The move made Bologna one of a growing number of European cities, including Paris, Madrid, Brussels, and Bilbao, to bring in a 30km/h limit aimed at improving air quality and road safety.

But the change was met last week with a go-slow protest by Bologna’s taxi drivers and, perhaps more surprisingly, criticism from the Italian transport ministry, which financed the measure.

Matteo Salvini, who is currently serving as Italy’s transport minister, this week pledged to bring in new nationwide rules dictating speed limits in cities that would reverse Bologna’s new rule.

Salvini’s League party has long criticised Bologna’s ‘Città 30’ plan, claiming it would make life harder for residents as well as people working in the city and would create “more traffic and fines”.

OPINION: Italians and their cars are inseparable – will this ever change?

Bologna’s speed limit has sparked a heated debate across Italy, despite the increasingly widespread adoption of such measures in many other cities in Europe and worldwide in recent years.

While Bologna is the biggest Italian city to bring in the measure, it’s not the first – and many more local authorities, including in Rome, are now looking to follow their example in the next few years.

Some 60 smaller cities and towns in Italy have adopted the measure so far, according to Sky TG24, though there is no complete list.

This compares to around 200 French towns and cities to adopt the rule, while in Spain the same limit has applied to 70 percent of all the country’s roads since since May 2021 under nationwide rules, reports LA7.

The first Italian town to experiment with a 30 km/h speed limit was Cesena, south of Bologna, which introduced it in 1998. Since then, the local authority has found that serious accidents have halved, while the number of non-serious ones has remained unchanged.

Olbia, in Sardinia, also famously introduced the speed limit in 2021.

The city of Parma is planning to bring in the same rules from 2024, while the Tuscan capital of Florence approved five 30km/h zones in the city centre earlier this month.

Turin is set to bring in its first 30km/h limits this year as part of its broader plan to improve transport infrastructure, aimed at reducing smog and increasing livability.

READ ALSO: Why electric cars aren’t more popular in Italy

Meanwhile, the mayor of Rome, Roberto Gualtieri, has promised to introduce the limit on 70 percent of the capital’s roads by the end of his mandate, which expires in 2026.

In Milan, while the city council has voted in favour of lower speed limits and other traffic limitations on central roads, it’s not clear when these could come into force.

Milan mayor Beppe Sala this week said a 30 km/h limit would be “impossible” to implement in the Lombardy capital.

And it’s notable that almost all of the cities looking at slowing down traffic are in the north or centre-north of Italy.

There has been little interest reported in the measures further south, where statistics have shown there are a higher number of serious road accidents – though the total number of accidents is in fact higher in the north.

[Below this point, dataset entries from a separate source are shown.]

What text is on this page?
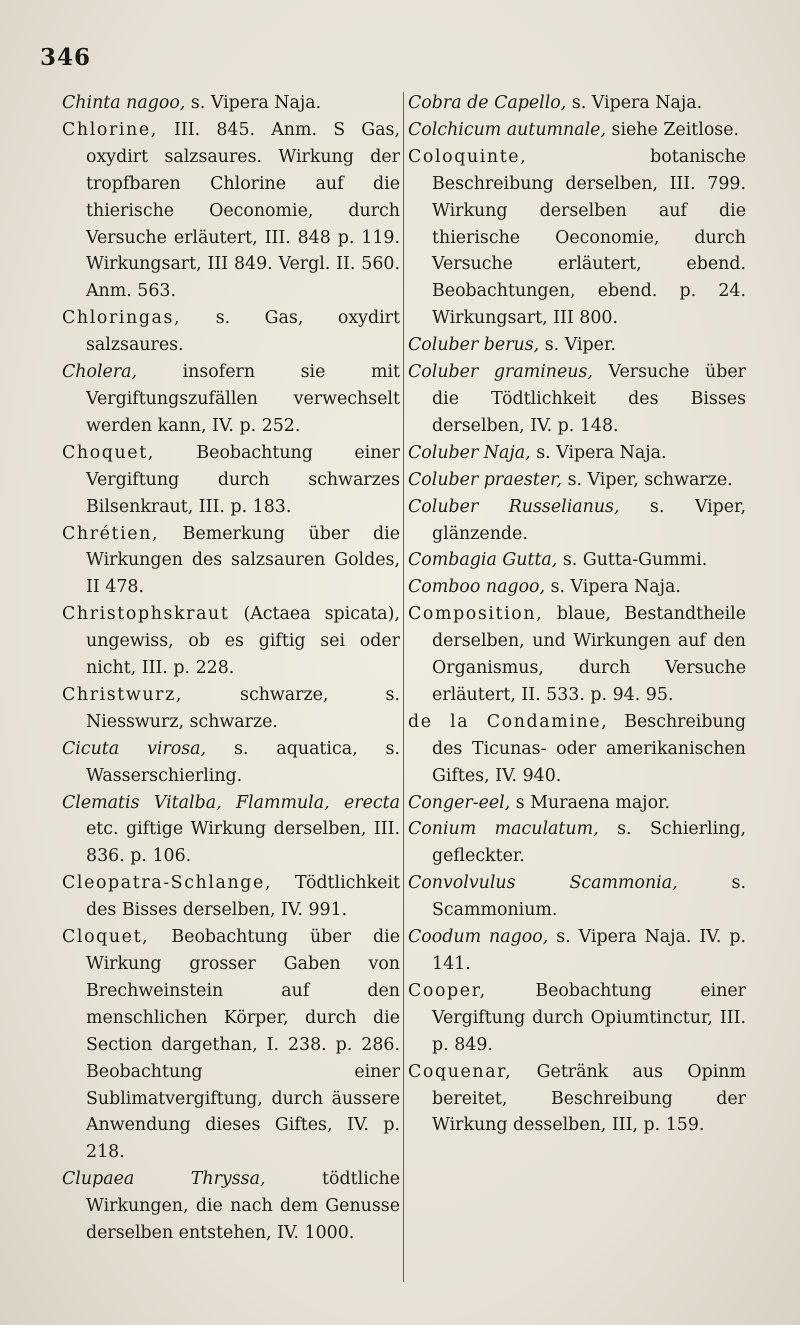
346

Chinta nagoo, s. Vipera Naja.

Chlorine, III. 845. Anm. S Gas, oxydirt salzsaures. Wirkung der tropfbaren Chlorine auf die thierische Oeconomie, durch Versuche erläutert, III. 848 p. 119. Wirkungsart, III 849. Vergl. II. 560. Anm. 563.

Chloringas, s. Gas, oxydirt salzsaures.

Cholera, insofern sie mit Vergiftungszufällen verwechselt werden kann, IV. p. 252.

Choquet, Beobachtung einer Vergiftung durch schwarzes Bilsenkraut, III. p. 183.

Chrétien, Bemerkung über die Wirkungen des salzsauren Goldes, II 478.

Christophskraut (Actaea spicata), ungewiss, ob es giftig sei oder nicht, III. p. 228.

Christwurz, schwarze, s. Niesswurz, schwarze.

Cicuta virosa, s. aquatica, s. Wasserschierling.

Clematis Vitalba, Flammula, erecta etc. giftige Wirkung derselben, III. 836. p. 106.

Cleopatra-Schlange, Tödtlichkeit des Bisses derselben, IV. 991.

Cloquet, Beobachtung über die Wirkung grosser Gaben von Brechweinstein auf den menschlichen Körper, durch die Section dargethan, I. 238. p. 286. Beobachtung einer Sublimatvergiftung, durch äussere Anwendung dieses Giftes, IV. p. 218.

Clupaea Thryssa, tödtliche Wirkungen, die nach dem Genusse derselben entstehen, IV. 1000.

Cobra de Capello, s. Vipera Naja.

Colchicum autumnale, siehe Zeitlose.

Coloquinte, botanische Beschreibung derselben, III. 799. Wirkung derselben auf die thierische Oeconomie, durch Versuche erläutert, ebend. Beobachtungen, ebend. p. 24. Wirkungsart, III 800.

Coluber berus, s. Viper.

Coluber gramineus, Versuche über die Tödtlichkeit des Bisses derselben, IV. p. 148.

Coluber Naja, s. Vipera Naja.

Coluber praester, s. Viper, schwarze.

Coluber Russelianus, s. Viper, glänzende.

Combagia Gutta, s. Gutta-Gummi.

Comboo nagoo, s. Vipera Naja.

Composition, blaue, Bestandtheile derselben, und Wirkungen auf den Organismus, durch Versuche erläutert, II. 533. p. 94. 95.

de la Condamine, Beschreibung des Ticunas- oder amerikanischen Giftes, IV. 940.

Conger-eel, s Muraena major.

Conium maculatum, s. Schierling, gefleckter.

Convolvulus Scammonia, s. Scammonium.

Coodum nagoo, s. Vipera Naja. IV. p. 141.

Cooper, Beobachtung einer Vergiftung durch Opiumtinctur, III. p. 849.

Coquenar, Getränk aus Opinm bereitet, Beschreibung der Wirkung desselben, III, p. 159.
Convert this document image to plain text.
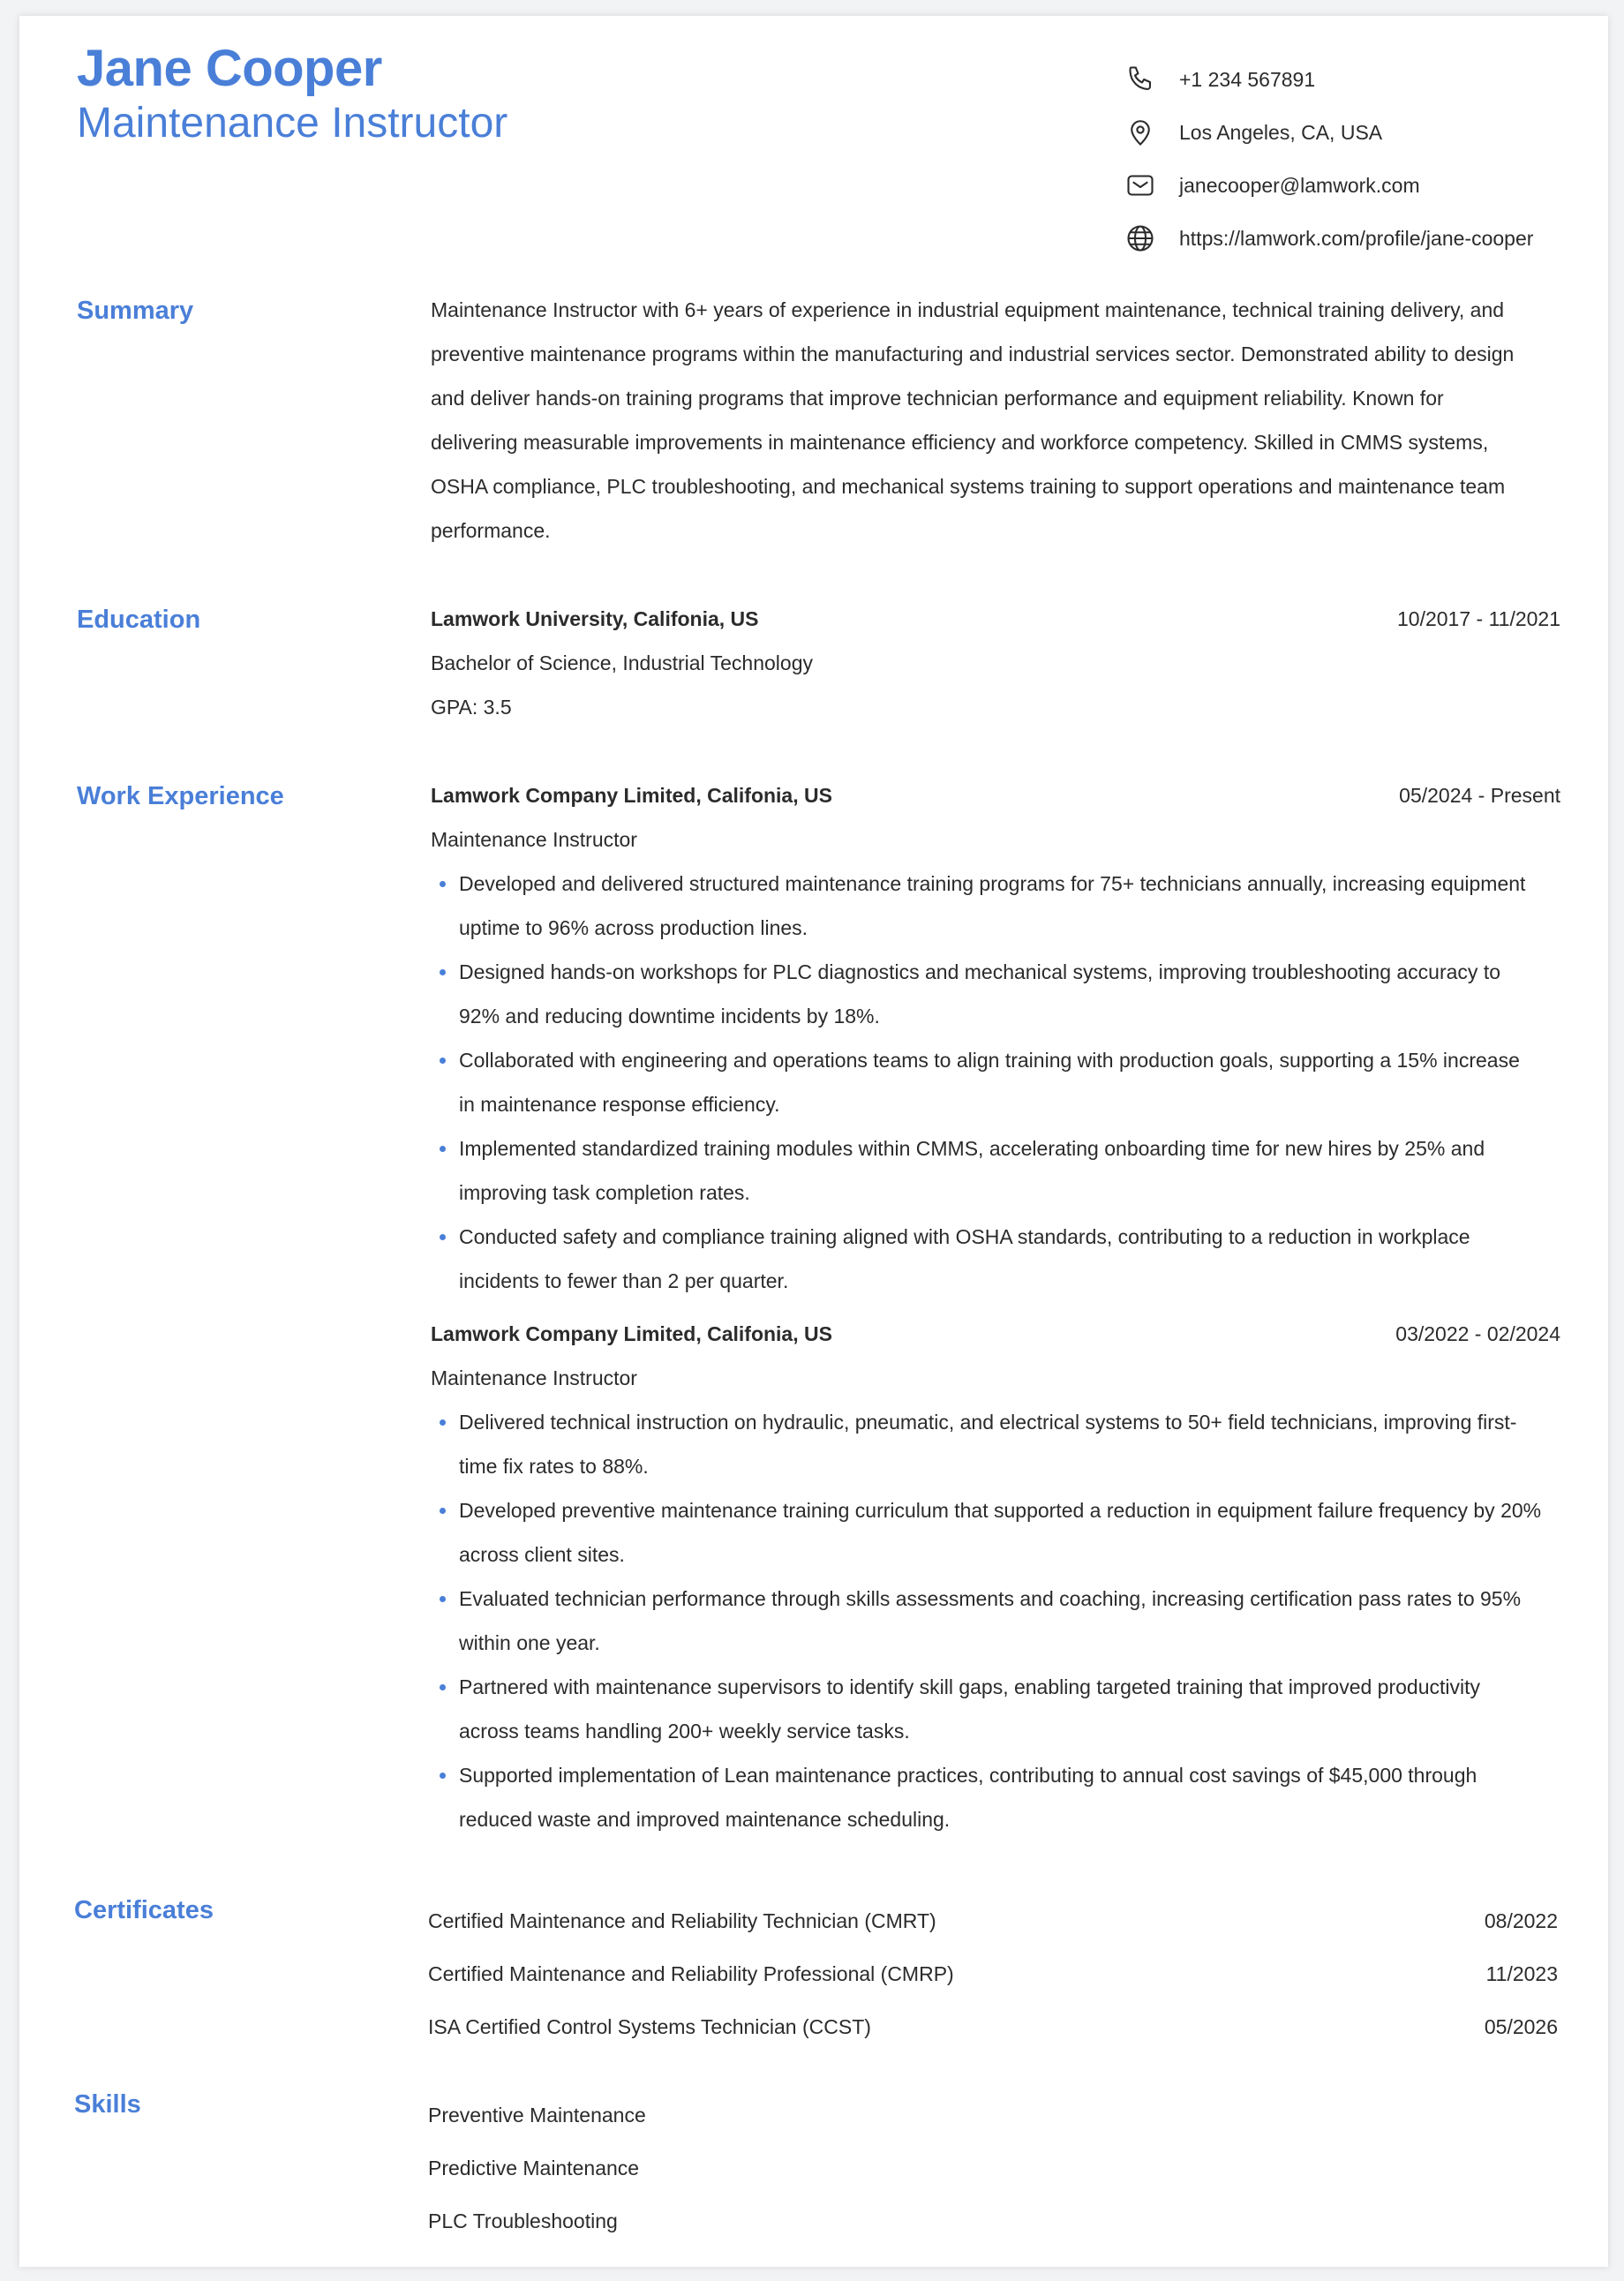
Jane Cooper
Maintenance Instructor
+1 234 567891
Los Angeles, CA, USA
janecooper@lamwork.com
https://lamwork.com/profile/jane-cooper
Summary	Maintenance Instructor with 6+ years of experience in industrial equipment maintenance, technical training delivery, and
preventive maintenance programs within the manufacturing and industrial services sector. Demonstrated ability to design
and deliver hands-on training programs that improve technician performance and equipment reliability. Known for
delivering measurable improvements in maintenance efficiency and workforce competency. Skilled in CMMS systems,
OSHA compliance, PLC troubleshooting, and mechanical systems training to support operations and maintenance team
performance.
Education	Lamwork University, Califonia, US	10/2017 - 11/2021
Bachelor of Science, Industrial Technology
GPA: 3.5
Work Experience	Lamwork Company Limited, Califonia, US	05/2024 - Present
Maintenance Instructor
Developed and delivered structured maintenance training programs for 75+ technicians annually, increasing equipment
uptime to 96% across production lines.
Designed hands-on workshops for PLC diagnostics and mechanical systems, improving troubleshooting accuracy to
92% and reducing downtime incidents by 18%.
Collaborated with engineering and operations teams to align training with production goals, supporting a 15% increase
in maintenance response efficiency.
Implemented standardized training modules within CMMS, accelerating onboarding time for new hires by 25% and
improving task completion rates.
Conducted safety and compliance training aligned with OSHA standards, contributing to a reduction in workplace
incidents to fewer than 2 per quarter.
Lamwork Company Limited, Califonia, US	03/2022 - 02/2024
Maintenance Instructor
Delivered technical instruction on hydraulic, pneumatic, and electrical systems to 50+ field technicians, improving first-
time fix rates to 88%.
Developed preventive maintenance training curriculum that supported a reduction in equipment failure frequency by 20%
across client sites.
Evaluated technician performance through skills assessments and coaching, increasing certification pass rates to 95%
within one year.
Partnered with maintenance supervisors to identify skill gaps, enabling targeted training that improved productivity
across teams handling 200+ weekly service tasks.
Supported implementation of Lean maintenance practices, contributing to annual cost savings of $45,000 through
reduced waste and improved maintenance scheduling.
Certificates	Certified Maintenance and Reliability Technician (CMRT)	08/2022
Certified Maintenance and Reliability Professional (CMRP)	11/2023
ISA Certified Control Systems Technician (CCST)	05/2026
Skills	Preventive Maintenance
Predictive Maintenance
PLC Troubleshooting
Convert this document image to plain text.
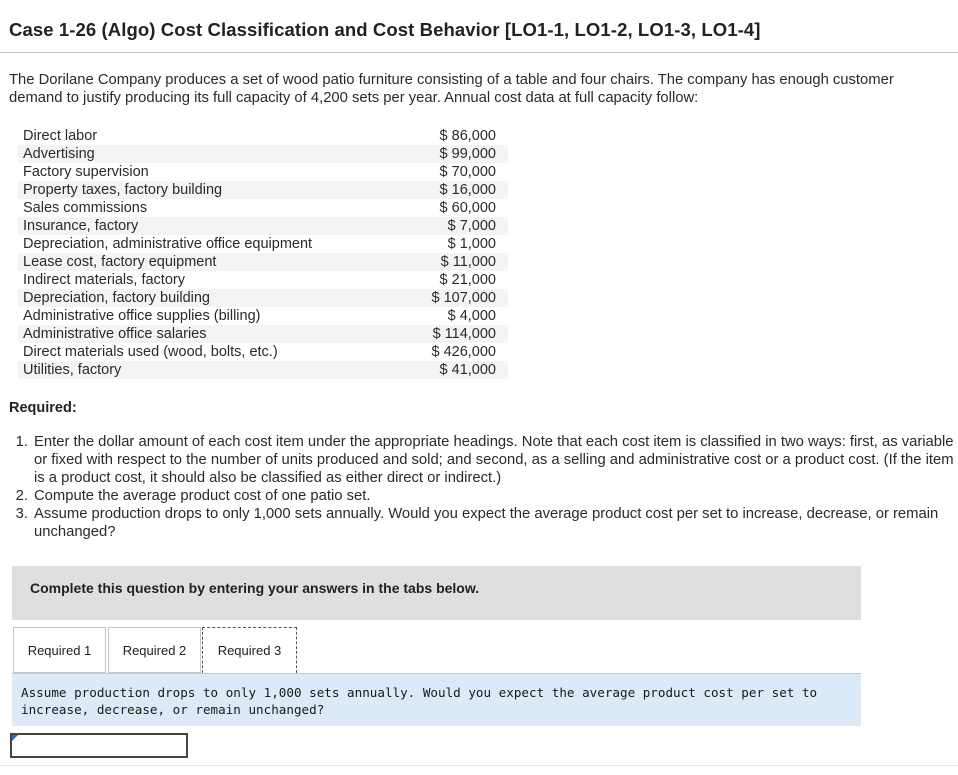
Case 1-26 (Algo) Cost Classification and Cost Behavior [LO1-1, LO1-2, LO1-3, LO1-4]
The Dorilane Company produces a set of wood patio furniture consisting of a table and four chairs. The company has enough customer demand to justify producing its full capacity of 4,200 sets per year. Annual cost data at full capacity follow:
Direct labor	$ 86,000
Advertising	$ 99,000
Factory supervision	$ 70,000
Property taxes, factory building	$ 16,000
Sales commissions	$ 60,000
Insurance, factory	$ 7,000
Depreciation, administrative office equipment	$ 1,000
Lease cost, factory equipment	$ 11,000
Indirect materials, factory	$ 21,000
Depreciation, factory building	$ 107,000
Administrative office supplies (billing)	$ 4,000
Administrative office salaries	$ 114,000
Direct materials used (wood, bolts, etc.)	$ 426,000
Utilities, factory	$ 41,000
Required:
1. Enter the dollar amount of each cost item under the appropriate headings. Note that each cost item is classified in two ways: first, as variable or fixed with respect to the number of units produced and sold; and second, as a selling and administrative cost or a product cost. (If the item is a product cost, it should also be classified as either direct or indirect.)
2. Compute the average product cost of one patio set.
3. Assume production drops to only 1,000 sets annually. Would you expect the average product cost per set to increase, decrease, or remain unchanged?
Complete this question by entering your answers in the tabs below.
Required 1	Required 2	Required 3
Assume production drops to only 1,000 sets annually. Would you expect the average product cost per set to increase, decrease, or remain unchanged?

According to the World Health Organisation the risk of death to a pedestrian hit by a car driven at 50 km/h is 80 percent. The risk drops to 10 percent at 30 km/h.

The speed limit on roads in Italian towns and cities is generally 50, and on the autostrade (motorways) it’s up to 130.

Many Italian residents are heavily dependent on cars as their primary mode of transport: Italy has the second-highest rate of car ownership in Europe, with 670 vehicles per 1,000 residents, second only to Luxembourg with 682, according to statistics agency Eurostat.